Lisboa > Hospital Militar Principal > 1969 > Fotografia do 2º sargento Fodé Dahaba. Pertencia ao Pel Caç Nat 52 (Bambadinca, Missirá ). Foi gravemente ferido em 22 de Fevereiro de 1969, na Op Anda Cá, aqui relatada.

Foto: © Beja Santos (2006). Direitos reservados.


Seguiu-se uma conversação duríssima em que eu pedia compreensão para avançar imediatamente sobre o objectivo, ao qual me foi respondido que os feridos graves tinham prioridade, que era melhor retirar para perto e pedir uma evacuação. De uma retirada para transportar feridos fomo-nos progressivamente afastando de Medina e pelas 8h da manhã eu sabia que a operação estava completamente perdida. Os rádios que não funcionaram na véspera passaram agora a funcionar, o desânimo aumenta, aqueles gritos de um soldado que vai morrer e de outro que vai ficar estropiado contagiam o moral das tropas. Já não estamos a evacuar feridos, estamos a recuar em direcção a Missirá enquanto se passa por rádio a batata quente para o PCV.


Mais uma vez as abelhas, o pânico, a debandada (6)...

Alguns soldados exaustos atiram-se para o fresco da floresta galeria e imprevistamente anuncia-se outro inimigo: as abelhas. Estala o pânico, largam-se armas, incendeia-se o capim, o pânico redobra, foge-se em todas as direcções. É nesta atmosfera caótica que desce um helicóptero de onde sai o Pimbas e se evacua um moribundo e um ferido grave. A retirada é formal, parece um exército em fuga, o dia aquece, os corpos gemem em invólucros de suor, e quando se avista Missirá guardo a recordação de uma força destroçada que se atira para o chão a pedir água fresca, a tirar as botas, os enfermeiros não param, manda-se fazer pão, toda a cerveja e refrescos que aparecem são ingeridos.

Na minha cubata reúne-se o Pimbas, os dois capitães e eu. O Pimbas insiste em que a operação recomece.
- As ordens de Bafatá (7) são para ser cumpridas.
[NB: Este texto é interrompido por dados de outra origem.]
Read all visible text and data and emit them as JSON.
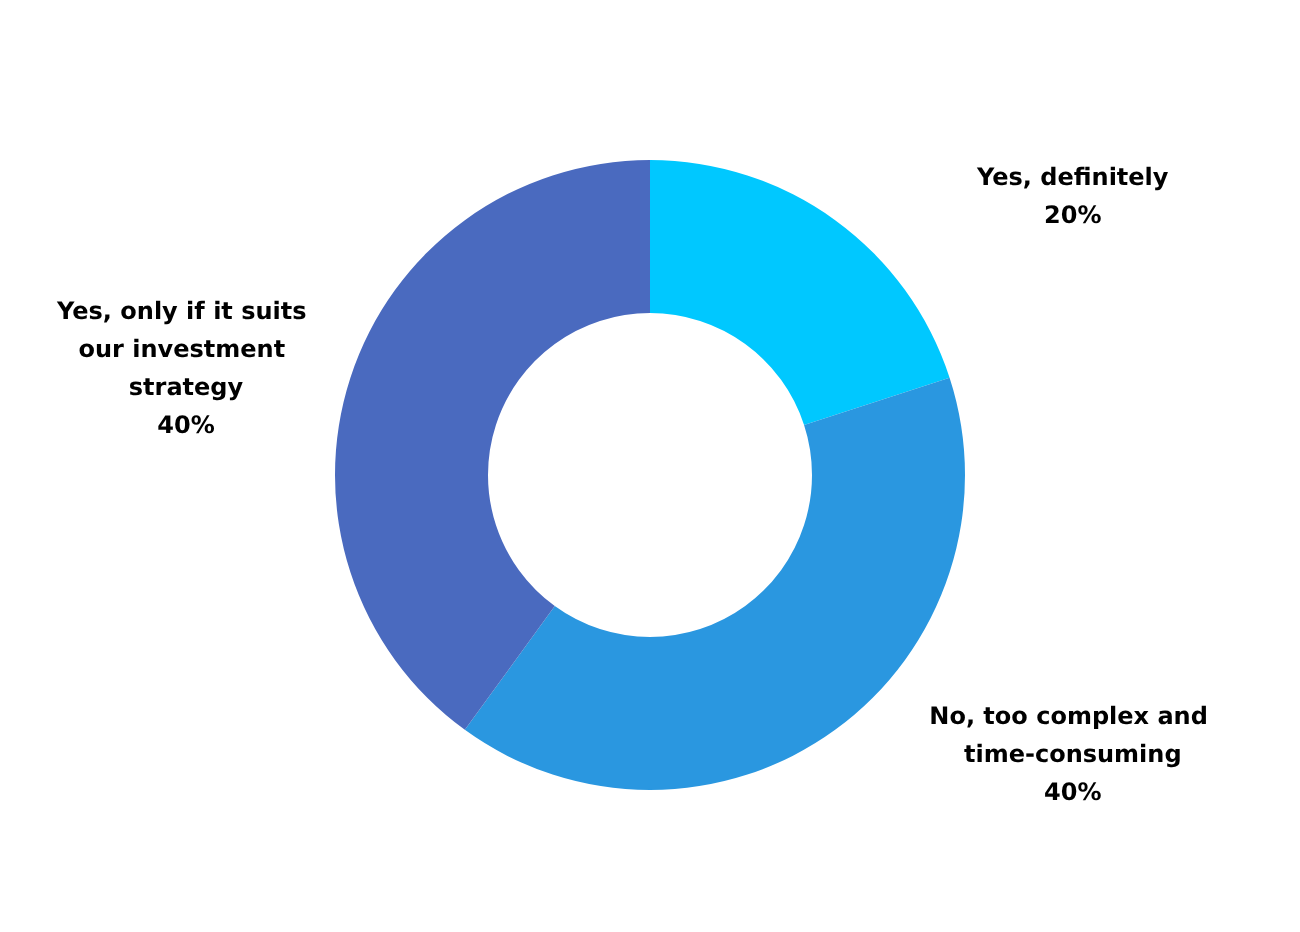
{
  "chart_data": {
    "type": "donut",
    "categories": [
      "Yes, definitely",
      "No, too complex and time-consuming",
      "Yes, only if it suits our investment strategy"
    ],
    "values": [
      20,
      40,
      40
    ],
    "colors": [
      "#00c8ff",
      "#2a97e0",
      "#4a6abf"
    ],
    "value_labels": [
      "20%",
      "40%",
      "40%"
    ],
    "legend": false
  }
}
Mesmo com menos homens, vai-se partir de novo para Madina.

A discussão é interminável, há objecções que o desastre é irremedíável. Os recalcitrantes vão vencer, apoiados pelo coro de sofrimento que ecoa dentro de Missirá. E ao anoitecer o fogo de reconhecimento de Madina anuncia que os rebeldes já dispõem de informação suficiente para eliminar qualquer factor surpresa. As exigências de regressarmos ao combate vão esmorecendo. Na manhã seguinte, despeço-me da força que retira para Bambadinca e vou com os milícias recuperar o armamento que ficou abandonado no ataque das abelhas.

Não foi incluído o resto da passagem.